JC columnist backs al-Qaeda murderers

“Few events – not even the execution of Osama bin Laden – have caused me greater pleasure in recent weeks than news of the death of the Italian so-called ‘peace activist’ Vittorio Arrigoni.”

Thus Geoffrey Alderman in the Jewish Chronicle. As Alderman notes, Arrigoni was killed by the Gaza-based al-Qaeda-aligned terrorist group Tawhid wal-Jihad.

Under the editorship of Stephen Pollard, and with the enthusiastic assistance of its political editor Martin Bright, the Jewish Chronicle has presented itself as the voice of civilisation and moderation against Islamist extremism and its allies, as a cover for witch-hunting and attempting to discredit mainstream organisations like ENGAGE or the European Muslim Research Centre. Yet the paper is quite happy to publish Alderman’s sickening article applauding the murder of Vittorio Arrigoni at the hands of al-Qaeda.

Surely there is a case here for prosecuting Alderman and Pollard under the glorification of terrorism provisions in the 2006 Terrorism Act?
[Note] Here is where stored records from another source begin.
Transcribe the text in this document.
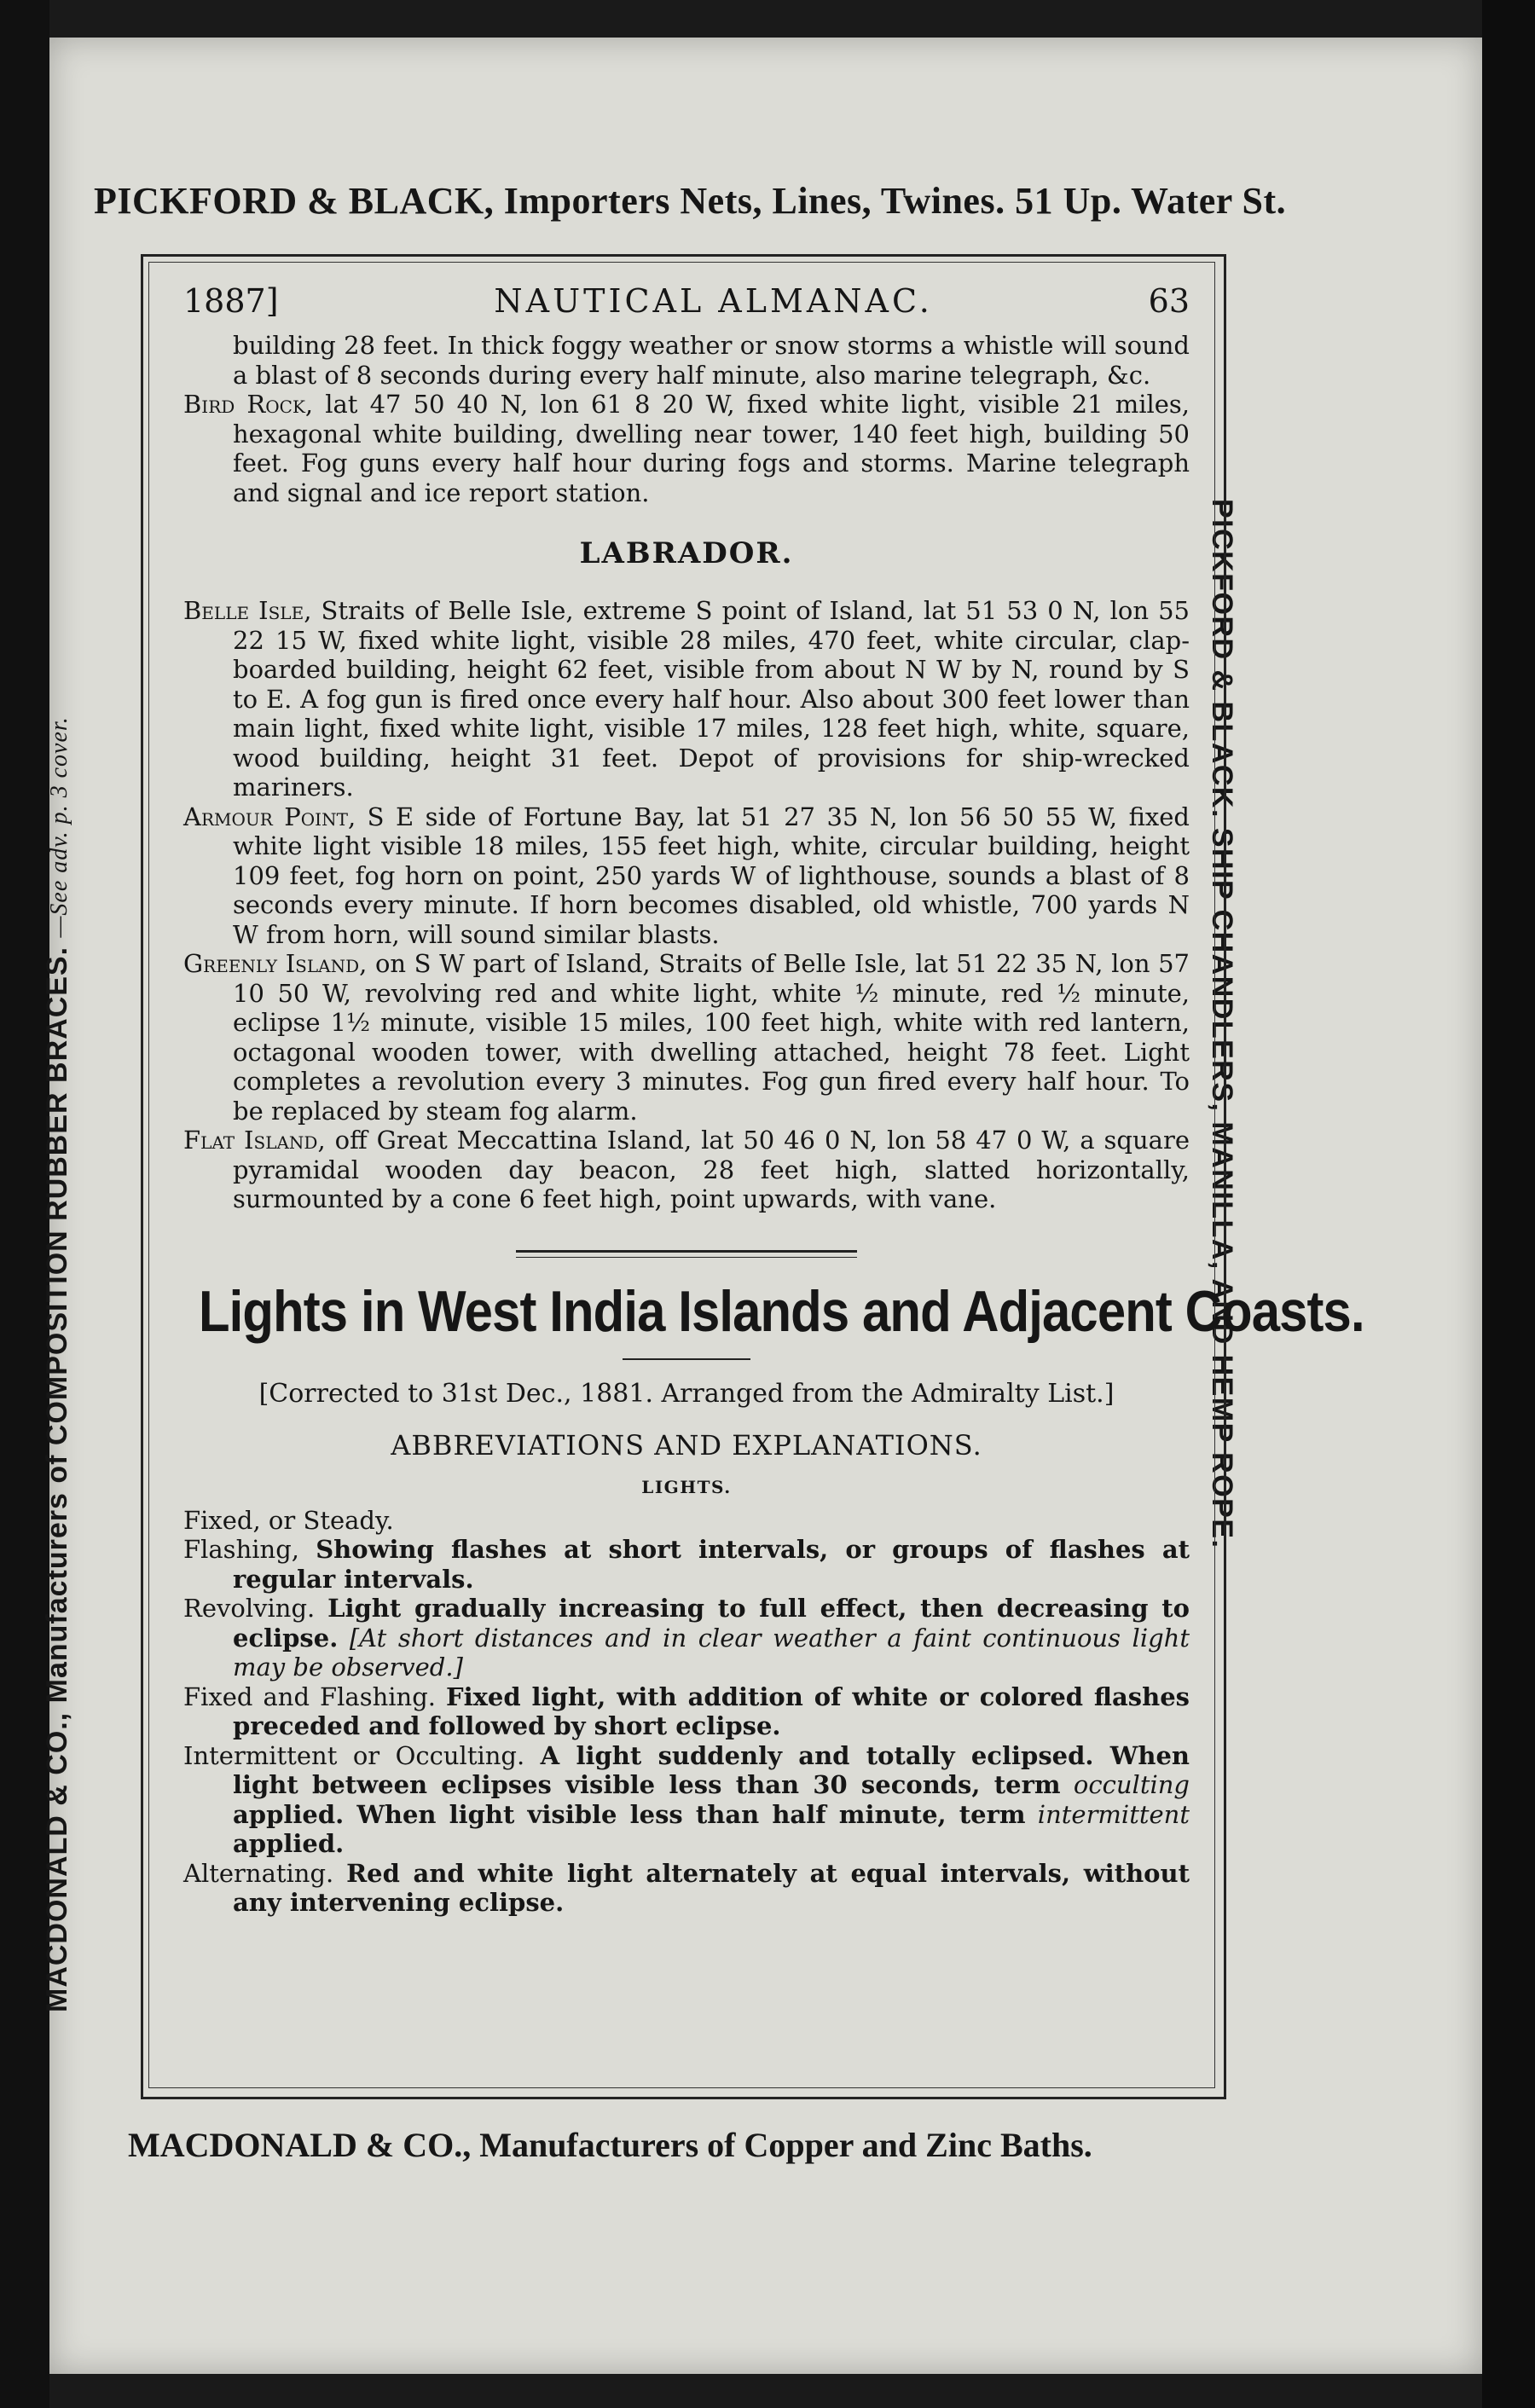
PICKFORD & BLACK, Importers Nets, Lines, Twines. 51 Up. Water St.
MACDONALD & CO., Manufacturers of COMPOSITION RUBBER BRACES. —See adv. p. 3 cover.	PICKFORD & BLACK. SHIP CHANDLERS, MANILLA, AND HEMP ROPE.
1887]	NAUTICAL ALMANAC.	63

building 28 feet. In thick foggy weather or snow storms a whistle will sound a blast of 8 seconds during every half minute, also marine telegraph, &c.

Bird Rock, lat 47 50 40 N, lon 61 8 20 W, fixed white light, visible 21 miles, hexagonal white building, dwelling near tower, 140 feet high, building 50 feet. Fog guns every half hour during fogs and storms. Marine telegraph and signal and ice report station.

LABRADOR.

Belle Isle, Straits of Belle Isle, extreme S point of Island, lat 51 53 0 N, lon 55 22 15 W, fixed white light, visible 28 miles, 470 feet, white circular, clap-boarded building, height 62 feet, visible from about N W by N, round by S to E. A fog gun is fired once every half hour. Also about 300 feet lower than main light, fixed white light, visible 17 miles, 128 feet high, white, square, wood building, height 31 feet. Depot of provisions for ship-wrecked mariners.

Armour Point, S E side of Fortune Bay, lat 51 27 35 N, lon 56 50 55 W, fixed white light visible 18 miles, 155 feet high, white, circular building, height 109 feet, fog horn on point, 250 yards W of lighthouse, sounds a blast of 8 seconds every minute. If horn becomes disabled, old whistle, 700 yards N W from horn, will sound similar blasts.

Greenly Island, on S W part of Island, Straits of Belle Isle, lat 51 22 35 N, lon 57 10 50 W, revolving red and white light, white ½ minute, red ½ minute, eclipse 1½ minute, visible 15 miles, 100 feet high, white with red lantern, octagonal wooden tower, with dwelling attached, height 78 feet. Light completes a revolution every 3 minutes. Fog gun fired every half hour. To be replaced by steam fog alarm.

Flat Island, off Great Meccattina Island, lat 50 46 0 N, lon 58 47 0 W, a square pyramidal wooden day beacon, 28 feet high, slatted horizontally, surmounted by a cone 6 feet high, point upwards, with vane.

Lights in West India Islands and Adjacent Coasts.
[Corrected to 31st Dec., 1881. Arranged from the Admiralty List.]
ABBREVIATIONS AND EXPLANATIONS.
LIGHTS.

Fixed, or Steady.

Flashing, Showing flashes at short intervals, or groups of flashes at regular intervals.

Revolving. Light gradually increasing to full effect, then decreasing to eclipse. [At short distances and in clear weather a faint continuous light may be observed.]

Fixed and Flashing. Fixed light, with addition of white or colored flashes preceded and followed by short eclipse.

Intermittent or Occulting. A light suddenly and totally eclipsed. When light between eclipses visible less than 30 seconds, term occulting applied. When light visible less than half minute, term intermittent applied.

Alternating. Red and white light alternately at equal intervals, without any intervening eclipse.

MACDONALD & CO., Manufacturers of Copper and Zinc Baths.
(H/T Tony Greenstein’s Blog)

Update:  Mehdi Hasan comments: “Can you imagine the reaction if I wrote a column expressing my ‘pleasure’ at the strangulation to death of an unarmed, peace activist at the hands of Islamist terrorists? I suspect I’d be clearing my desk here at New StatesmanTowers rather than writing this blog post. I’d have columnists, bloggers and activists up in arms over my heartless and sickening remarks, demanding my resignation or sacking.”
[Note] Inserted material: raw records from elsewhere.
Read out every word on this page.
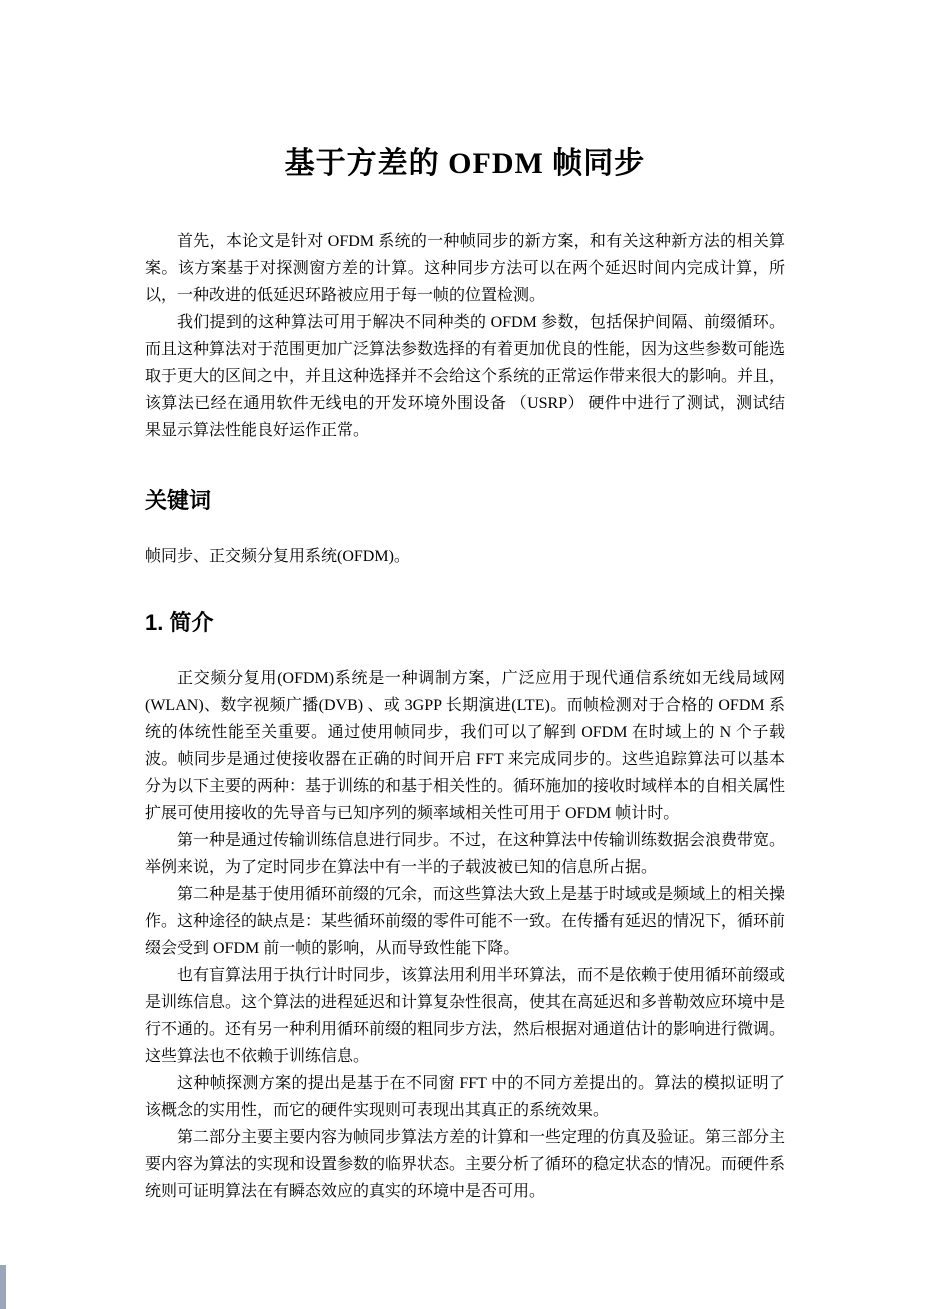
基于方差的 OFDM 帧同步

首先，本论文是针对 OFDM 系统的一种帧同步的新方案，和有关这种新方法的相关算案。该方案基于对探测窗方差的计算。这种同步方法可以在两个延迟时间内完成计算，所以，一种改进的低延迟环路被应用于每一帧的位置检测。

我们提到的这种算法可用于解决不同种类的 OFDM 参数，包括保护间隔、前缀循环。而且这种算法对于范围更加广泛算法参数选择的有着更加优良的性能，因为这些参数可能选取于更大的区间之中，并且这种选择并不会给这个系统的正常运作带来很大的影响。并且，该算法已经在通用软件无线电的开发环境外围设备 （USRP） 硬件中进行了测试，测试结果显示算法性能良好运作正常。

关键词

帧同步、正交频分复用系统(OFDM)。

1. 简介

正交频分复用(OFDM)系统是一种调制方案，广泛应用于现代通信系统如无线局域网(WLAN)、数字视频广播(DVB) 、或 3GPP 长期演进(LTE)。而帧检测对于合格的 OFDM 系统的体统性能至关重要。通过使用帧同步，我们可以了解到 OFDM 在时域上的 N 个子载波。帧同步是通过使接收器在正确的时间开启 FFT 来完成同步的。这些追踪算法可以基本分为以下主要的两种：基于训练的和基于相关性的。循环施加的接收时域样本的自相关属性扩展可使用接收的先导音与已知序列的频率域相关性可用于 OFDM 帧计时。

第一种是通过传输训练信息进行同步。不过，在这种算法中传输训练数据会浪费带宽。举例来说，为了定时同步在算法中有一半的子载波被已知的信息所占据。

第二种是基于使用循环前缀的冗余，而这些算法大致上是基于时域或是频域上的相关操作。这种途径的缺点是：某些循环前缀的零件可能不一致。在传播有延迟的情况下，循环前缀会受到 OFDM 前一帧的影响，从而导致性能下降。

也有盲算法用于执行计时同步，该算法用利用半环算法，而不是依赖于使用循环前缀或是训练信息。这个算法的进程延迟和计算复杂性很高，使其在高延迟和多普勒效应环境中是行不通的。还有另一种利用循环前缀的粗同步方法，然后根据对通道估计的影响进行微调。这些算法也不依赖于训练信息。

这种帧探测方案的提出是基于在不同窗 FFT 中的不同方差提出的。算法的模拟证明了该概念的实用性，而它的硬件实现则可表现出其真正的系统效果。

第二部分主要主要内容为帧同步算法方差的计算和一些定理的仿真及验证。第三部分主要内容为算法的实现和设置参数的临界状态。主要分析了循环的稳定状态的情况。而硬件系统则可证明算法在有瞬态效应的真实的环境中是否可用。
Writing on her Guardian blog, View from Jerusalem, Harriet Sherwood reports that Alderman told her he stood by his celebration of Arrigon’s murder: “It’s still my view. He was a Jew-hater like Adolf Hitler. Yes, he deserved to die for being a Jew-hater. I rejoiced in the death of a Jew-hater. I have no regrets.” Sherwood observes: “Alderman’s rejoicing in the death of a pro-Palestinian activist seems to me a new and repugnant development”. Sherwood also spoke to the JC‘s editor Stephen Pollard. He found her objections to the publication of Alderman’s piece “utterly bizarre“.